I have data which are always associated to a status word of 8 bytes (bigint, 64 bits), they are stored into a table $X$. What I can say from those bits:
- Some of them have a meaning, others do not (unknown or not used);
- Some groups of bits are mutually exclusive, others are compatible;
- Some bits are redundant (they contain similar informations).
I have created a set of rules that maps those status words to another subset of status called Quality Code (char, 8 bits, 1 byte) using a masked comparison technique. The set of rules registers a final Quality Code ($s$) in $\mathbb{B}^{8}$ based on a binary mask ($m$) and a binary value ($v$) coming from $\mathbb{B}^{64}$. Each rule is in the form:
$$ (m,v,q) \in \mathbb{B}^{64}\times \mathbb{B}^{64}\times \mathbb{B}^{8} $$
And are stored into a table $Q$.
As far as I understand my operation, I am defining a relation that generates classes, and I am defining it in the following way:
The status word $s$ is in relation with quality code $q_i$ if, when masked by $m_i$ ($\odot$ stands for bit-wise and operator), it equals $v_i$. I think in mathematics it should be:
$$ s \,R\, q_i \equiv (s,q_i)\in\mathbb{B}^{64}\times \mathbb{B}^{8} \quad|\quad (s \odot m_i) = v_i $$
Technically the operation is performed by a bit-wise JOIN, using Standard SQL and the result is stored into a table called $J$:
CREATE TABLE J AS (SELECT * FROM X JOIN Q ON ((X.s & Q.m)=Q.v));
Where tables $X$ and $Q$ are defined as:
CREATE TABLE X(t TIMESTAMP, x FLOAT, s BIGINT);
CREATE TABLE Q(q CHAR(1), m BIGINT, v BIGINT);
Then I have investigated what behaviour this mapping could have, and I have reached the following conclusions.
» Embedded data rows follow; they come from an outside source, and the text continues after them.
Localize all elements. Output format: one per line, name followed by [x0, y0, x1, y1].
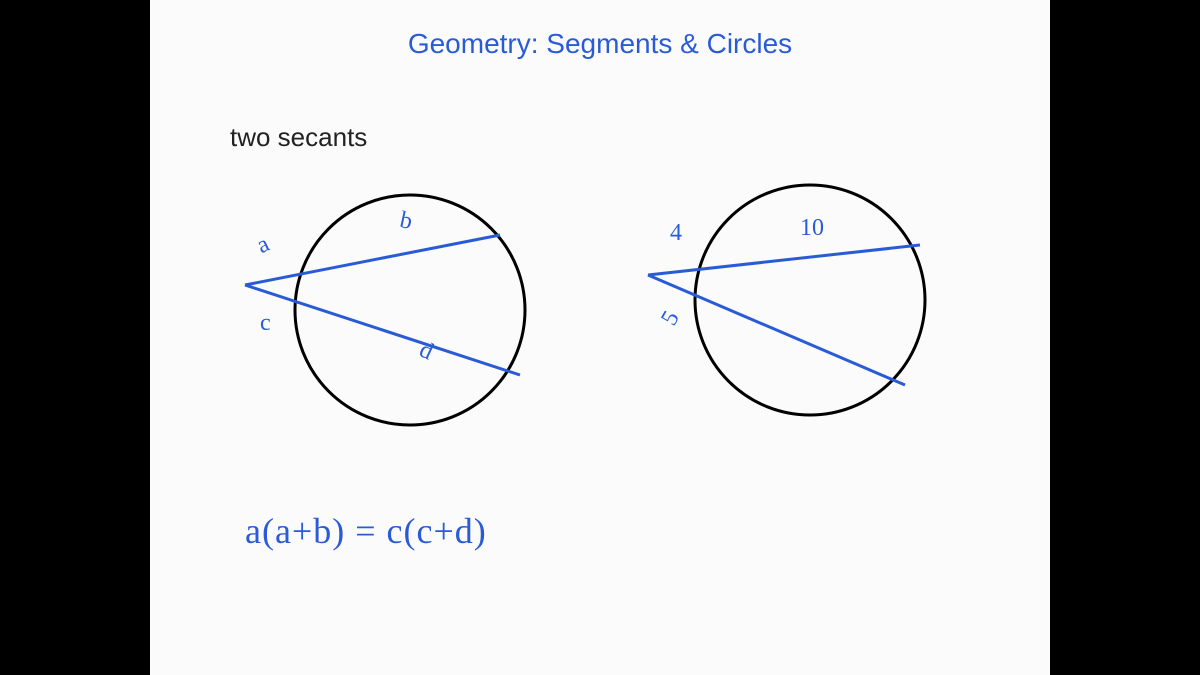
label-4: 4: [670, 220, 682, 247]
right-circle-diagram: [150, 160, 1050, 480]
slide-title: Geometry: Segments & Circles: [150, 28, 1050, 60]
label-10: 10: [800, 215, 824, 242]
right-secant-top: [648, 245, 920, 275]
slide-canvas: Geometry: Segments & Circles two secants…: [150, 0, 1050, 675]
right-secant-bottom: [648, 275, 905, 385]
slide-subtitle: two secants: [230, 122, 367, 153]
diagram-area: a b c d 4 10 5: [150, 160, 1050, 480]
formula-text: a(a+b) = c(c+d): [245, 510, 487, 552]
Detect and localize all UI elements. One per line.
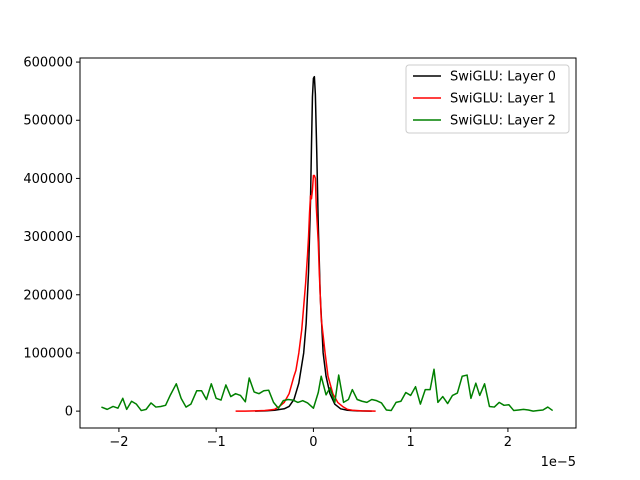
y-tick-label: 0: [65, 405, 73, 420]
legend-box: [405, 64, 570, 134]
legend-label-layer-0: SwiGLU: Layer 0: [450, 70, 556, 85]
series-layer: [101, 75, 554, 412]
series-line-layer-0: [255, 75, 372, 412]
series-line-layer-1: [235, 174, 376, 412]
x-tick-label: −2: [109, 435, 128, 450]
legend: SwiGLU: Layer 0 SwiGLU: Layer 1 SwiGLU: La…: [405, 64, 570, 134]
series-line-layer-2: [101, 368, 554, 412]
x-axis-offset-text: 1e−5: [541, 455, 576, 470]
x-tick-label: 2: [504, 435, 512, 450]
x-tick-label: −1: [207, 435, 226, 450]
y-tick-label: 500000: [23, 114, 73, 129]
y-tick-label: 600000: [23, 56, 73, 71]
y-tick-label: 400000: [23, 172, 73, 187]
legend-label-layer-2: SwiGLU: Layer 2: [450, 114, 556, 129]
x-tick-label: 1: [407, 435, 415, 450]
plot-frame: [79, 57, 577, 429]
x-axis: −2 −1 0 1 2: [109, 428, 512, 450]
y-tick-label: 300000: [23, 230, 73, 245]
y-tick-label: 100000: [23, 346, 73, 361]
y-axis: 0 100000 200000 300000 400000 500000 600000: [23, 56, 80, 420]
x-tick-label: 0: [309, 435, 317, 450]
legend-label-layer-1: SwiGLU: Layer 1: [450, 92, 556, 107]
y-tick-label: 200000: [23, 288, 73, 303]
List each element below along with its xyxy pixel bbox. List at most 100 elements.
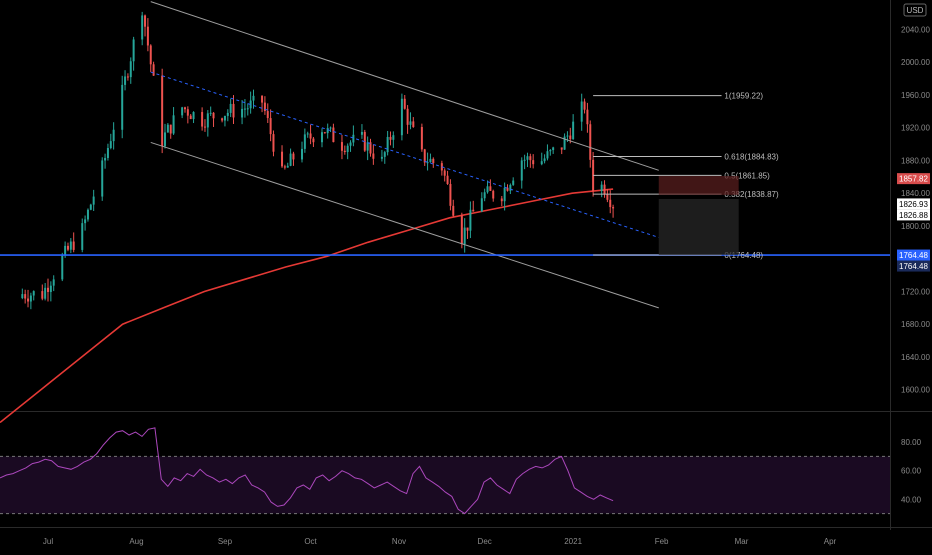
- candle-body: [126, 76, 129, 78]
- candle-body: [552, 147, 555, 151]
- candle-body: [72, 241, 75, 250]
- candle-body: [469, 209, 472, 231]
- candle-body: [332, 127, 335, 143]
- candle-body: [420, 127, 423, 150]
- candle-body: [286, 165, 289, 168]
- candle-body: [249, 100, 252, 109]
- candle-body: [124, 76, 127, 85]
- price-axis-marker: [897, 249, 930, 261]
- candle-body: [52, 279, 55, 286]
- currency-label: USD: [907, 6, 924, 15]
- candle-body: [520, 160, 523, 181]
- candle-body: [380, 156, 383, 159]
- candle-body: [369, 142, 372, 154]
- candle-body: [209, 112, 212, 114]
- candle-body: [24, 294, 27, 299]
- candle-body: [141, 15, 144, 40]
- price-axis-marker-label: 1826.93: [899, 200, 928, 209]
- candle-body: [466, 227, 469, 231]
- time-tick-label: Nov: [392, 537, 406, 546]
- candle-body: [306, 133, 309, 135]
- price-pane[interactable]: [0, 0, 890, 411]
- target-zone[interactable]: [658, 198, 739, 256]
- rsi-tick-label: 40.00: [901, 495, 922, 504]
- channel-upper-line[interactable]: [150, 1, 659, 171]
- candle-body: [266, 111, 269, 119]
- candle-body: [323, 132, 326, 134]
- candle-body: [166, 124, 169, 133]
- candle-body: [21, 294, 24, 299]
- candle-body: [221, 118, 224, 121]
- candle-body: [152, 64, 155, 76]
- candle-body: [609, 199, 612, 208]
- candle-body: [569, 135, 572, 140]
- candle-body: [386, 136, 389, 153]
- candle-body: [146, 26, 149, 46]
- candle-body: [132, 39, 135, 62]
- candle-body: [283, 166, 286, 168]
- candle-body: [106, 148, 109, 158]
- candle-body: [343, 150, 346, 152]
- price-tick-label: 2040.00: [901, 25, 930, 34]
- candle-body: [449, 184, 452, 206]
- candle-body: [320, 132, 323, 143]
- candle-body: [89, 204, 92, 210]
- candle-body: [27, 298, 30, 302]
- candle-body: [409, 121, 412, 125]
- candle-body: [549, 150, 552, 152]
- candle-body: [44, 287, 47, 299]
- currency-badge[interactable]: USD: [903, 3, 927, 17]
- stop-loss-zone[interactable]: [658, 176, 739, 195]
- time-tick-label: Sep: [218, 537, 233, 546]
- candle-body: [243, 108, 246, 110]
- fib-level-label: 1(1959.22): [724, 92, 763, 101]
- rsi-line: [0, 427, 614, 515]
- candle-body: [540, 161, 543, 165]
- candle-body: [206, 113, 209, 128]
- candle-body: [400, 98, 403, 136]
- candle-body: [212, 112, 215, 119]
- candle-body: [149, 45, 152, 65]
- candle-body: [600, 184, 603, 191]
- candle-body: [47, 287, 49, 292]
- candle-body: [532, 160, 535, 165]
- candle-body: [506, 187, 509, 191]
- candle-body: [486, 186, 489, 193]
- price-axis-marker: [897, 198, 930, 210]
- candle-body: [66, 245, 69, 250]
- candle-body: [241, 108, 244, 118]
- candle-body: [563, 136, 566, 150]
- candle-body: [203, 126, 206, 128]
- candle-body: [272, 134, 275, 152]
- candle-body: [392, 135, 395, 140]
- channel-lower-line[interactable]: [150, 141, 659, 309]
- rsi-band: [0, 456, 890, 514]
- candle-body: [572, 121, 575, 140]
- candle-body: [583, 101, 586, 110]
- candle-body: [69, 241, 72, 250]
- candle-body: [566, 135, 569, 137]
- candle-body: [529, 156, 532, 161]
- candle-body: [189, 115, 192, 120]
- candle-body: [452, 205, 455, 216]
- candle-body: [86, 209, 89, 220]
- candle-body: [263, 102, 266, 112]
- candle-body: [246, 108, 249, 110]
- rsi-tick-label: 80.00: [901, 438, 922, 447]
- fib-level-label: 0.5(1861.85): [724, 171, 770, 180]
- candle-body: [606, 194, 609, 200]
- price-tick-label: 1600.00: [901, 386, 930, 395]
- channel-median-line[interactable]: [150, 71, 659, 238]
- candle-body: [383, 152, 386, 157]
- candle-body: [183, 107, 186, 110]
- price-tick-label: 1720.00: [901, 287, 930, 296]
- fib-level-label: 0.382(1838.87): [724, 190, 779, 199]
- price-tick-label: 2000.00: [901, 58, 930, 67]
- candle-body: [303, 134, 306, 149]
- candle-body: [281, 151, 284, 167]
- candle-body: [360, 131, 363, 135]
- candle-body: [346, 145, 349, 152]
- candle-body: [81, 223, 84, 250]
- candle-body: [161, 75, 164, 147]
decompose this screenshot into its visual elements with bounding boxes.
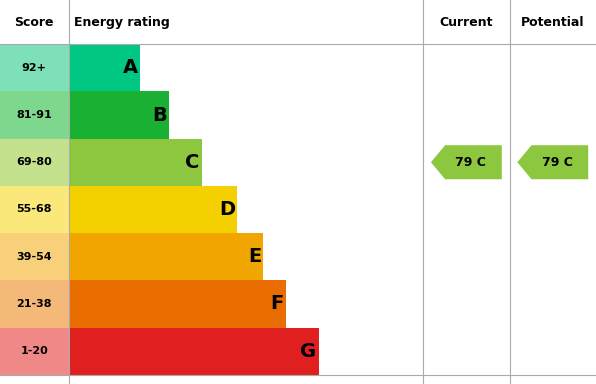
Text: Current: Current [440,16,493,28]
Bar [69,186,237,233]
Bar [69,91,169,139]
Bar [0,91,69,139]
Bar [69,280,286,328]
Text: 79 C: 79 C [542,156,573,169]
Text: 55-68: 55-68 [17,204,52,215]
Text: F: F [271,295,284,313]
Text: C: C [185,153,199,172]
Bar [69,139,201,186]
Polygon shape [431,145,502,179]
Text: 79 C: 79 C [455,156,486,169]
Bar [69,328,319,375]
Text: G: G [300,342,316,361]
Text: 21-38: 21-38 [17,299,52,309]
Bar [0,280,69,328]
Text: 69-80: 69-80 [17,157,52,167]
Text: Energy rating: Energy rating [74,16,170,28]
Text: 81-91: 81-91 [17,110,52,120]
Bar [0,328,69,375]
Text: D: D [219,200,235,219]
Text: 92+: 92+ [22,63,46,73]
Text: A: A [123,58,138,77]
Bar [0,0,596,44]
Bar [0,44,69,91]
Polygon shape [517,145,588,179]
Bar [69,233,263,280]
Text: E: E [248,247,261,266]
Text: Score: Score [14,16,54,28]
Bar [69,44,140,91]
Bar [0,139,69,186]
Bar [0,186,69,233]
Bar [0,233,69,280]
Text: 1-20: 1-20 [20,346,48,356]
Text: B: B [152,106,167,124]
Text: Potential: Potential [521,16,585,28]
Text: 39-54: 39-54 [17,252,52,262]
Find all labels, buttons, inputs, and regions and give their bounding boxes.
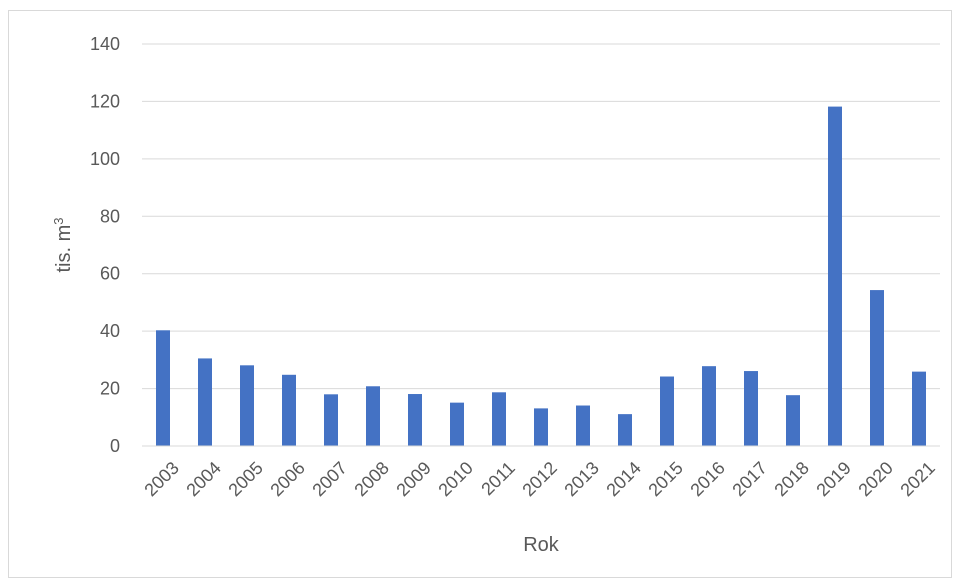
bar-2020 xyxy=(870,290,884,446)
y-tick-label: 100 xyxy=(90,149,120,169)
y-axis-title: tis. m3 xyxy=(51,217,76,272)
bar-2008 xyxy=(366,386,380,446)
x-tick-label: 2007 xyxy=(308,458,350,500)
bar-2011 xyxy=(492,392,506,446)
bar-2003 xyxy=(156,330,170,446)
x-tick-label: 2005 xyxy=(224,458,266,500)
bar-2016 xyxy=(702,366,716,446)
y-tick-label: 20 xyxy=(100,379,120,399)
x-tick-label: 2006 xyxy=(266,458,308,500)
x-tick-label: 2016 xyxy=(686,458,728,500)
y-tick-label: 80 xyxy=(100,206,120,226)
x-tick-label: 2008 xyxy=(350,458,392,500)
x-tick-label: 2004 xyxy=(182,458,224,500)
y-axis-title-superscript: 3 xyxy=(51,217,66,224)
bar-2014 xyxy=(618,414,632,446)
x-tick-label: 2009 xyxy=(392,458,434,500)
x-tick-label: 2017 xyxy=(728,458,770,500)
y-tick-label: 0 xyxy=(110,436,120,456)
x-tick-label: 2003 xyxy=(140,458,182,500)
bar-2021 xyxy=(912,371,926,446)
x-tick-label: 2018 xyxy=(770,458,812,500)
x-axis-title: Rok xyxy=(523,534,560,556)
chart-frame xyxy=(8,10,952,578)
y-tick-label: 60 xyxy=(100,264,120,284)
bar-2019 xyxy=(828,106,842,447)
x-tick-label: 2015 xyxy=(644,458,686,500)
x-tick-label: 2021 xyxy=(896,458,938,500)
bar-2009 xyxy=(408,394,422,446)
gridlines xyxy=(142,43,940,390)
y-tick-label: 40 xyxy=(100,321,120,341)
bar-2010 xyxy=(450,402,464,446)
x-tick-label: 2014 xyxy=(602,458,644,500)
x-tick-label: 2020 xyxy=(854,458,896,500)
x-tick-label: 2012 xyxy=(518,458,560,500)
y-tick-label: 140 xyxy=(90,34,120,54)
x-tick-label: 2011 xyxy=(477,458,519,500)
bar-2005 xyxy=(240,365,254,446)
bar-2012 xyxy=(534,408,548,446)
x-tick-label: 2019 xyxy=(812,458,854,500)
y-axis-title-text: tis. m xyxy=(53,225,75,273)
bar-2006 xyxy=(282,374,296,446)
y-axis-ticks: 0 20 40 60 80 100 120 140 xyxy=(90,34,120,456)
y-tick-label: 120 xyxy=(90,91,120,111)
x-tick-label: 2013 xyxy=(560,458,602,500)
bars xyxy=(156,106,926,447)
bar-2007 xyxy=(324,394,338,446)
bar-2015 xyxy=(660,376,674,446)
bar-2013 xyxy=(576,405,590,446)
bar-2004 xyxy=(198,358,212,446)
bar-2017 xyxy=(744,371,758,446)
x-axis-ticks: 2003 2004 2005 2006 2007 2008 2009 2010 2011 2012… xyxy=(140,458,938,500)
bar-2018 xyxy=(786,395,800,446)
x-tick-label: 2010 xyxy=(434,458,476,500)
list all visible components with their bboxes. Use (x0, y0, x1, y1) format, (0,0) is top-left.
For a given set of rules in $Q$, three cases are possible:
- The relation is not injective, then not all status words $s$ are in relation with at least one quality code $q_i$ (sub-partitioning). Table $X$ contains more records than table $J$, some records are not mapped, leads to missing data;
- The relation is injective and single-valued, then all status words $s$ are associated to exactly one quality code $q_i$ (exact partitioning). Table $X$ contains the same amount of records than table $J$, all records are mapped, no data loss, no duplicate.;
- The relation is injective and multi-valued, then all status words $s$ are associated to one or more quality codes $q_i$ (over partitioning, there is overlaps between classes). Table $X$ contains less records than table $J$, there are duplicate records with different quality codes.
Computational Example:
For the sake of clarity we will play in $\mathbb{B}^8 \times \mathbb{B}^8$
We have two status words:
s1 = 1000 1011
s2 = 1100 0011
And a set of three rules:
(m1,v1,q1) = (0000 1111, 0000 1011, 'A')
(m2,v2,q2) = (0000 0111, 0000 0011, 'B')
(m3,v3,q3) = (0000 1111, 0000 0011, 'C')
Matching relation:
s1 = 1000 1011
m1 = 0000 1111
---------
s1 * m1 = 0000 1011
=
v1 = 0000 1011
It means $s_1$ is in relation with $q_1$.
Not matching relation:
s1 = 1000 1011
m3 = 0000 1111
---------
s1 * m3 = 0000 1011
!
v3 = 0000 0011
It means $s_1$ is not in relation with $q_3$.
Join results, table $J$ contains the following couples:
$$x \quad R\quad q = \left\{ (s_1,q_1), (s_1,q_2), (s_2,q_2), (s_2,q_3) \right\}$$
This example shows an over-partitioning jointure.
I hope I have been clear enough, please comment if you need clarifications.
I would like to know: How can I verify that a set of rules leads to an exact partitioning? I am asking for a solution involving records in $Q$ (mask $m_i$ and value $v_i$) only. I do not want to perform my check by comparing the amount of lines between data table $X$ and jointure table $J$.